The US Energy Information Administration last week said it expects world oil production to exceed consumption in the second quarter of 2013, resulting in an average build of 0.5 million barrels per day in global oil stocks.
US crude oil inventories were seen rising last week beyond record inventories hit in the previous two weeks, according to a Reuters poll.
The International Energy Agency (IEA) will release its monthly and medium-term supply and demand outlook on Tuesday, after the Organization of the Petroleum Exporting Countries last week increased its outlook for 2013 demand.
The IEA "is likely to revise its forecast for non-OPEC oil supply significantly upwards to take account of the rapid growth of shale oil production in the US Positive news about demand is therefore needed if oil prices are to climb," analysts at Commerzbank said.
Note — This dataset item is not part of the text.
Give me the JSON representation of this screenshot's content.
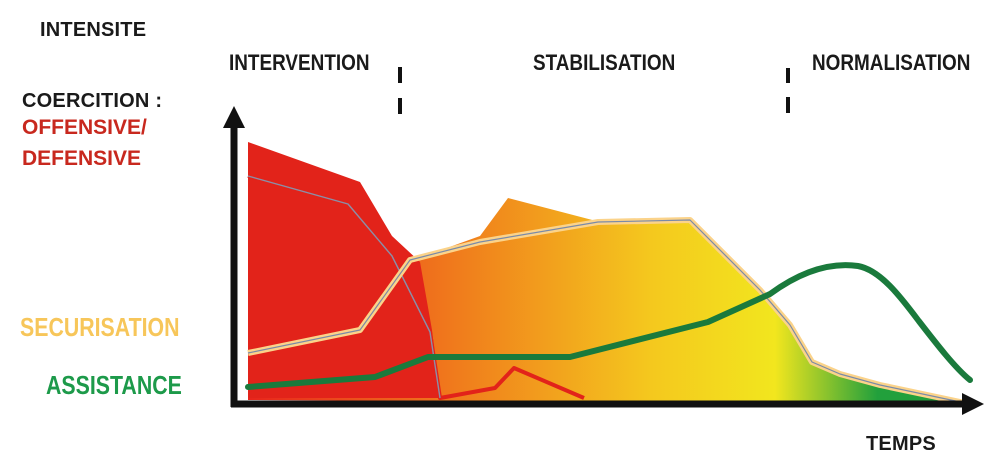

The closely watched spread, or price differential, between global benchmark Brent crude and US benchmark West Texas Intermediate <CL-LCO1=R> narrowed to a fresh 2-1/2 year low, intraday at $7.32, settling at $7.65.
The spread has narrowed in recent weeks as crude makes its way out of the Cushing, Oklahoma, delivery point for the US oil futures contract.
"However, a growing glut of crude in Houston suggests WTI-Brent is near a trough and should widen again (at least marginally) later this year," Morgan Stanley analysts said in a report on Monday.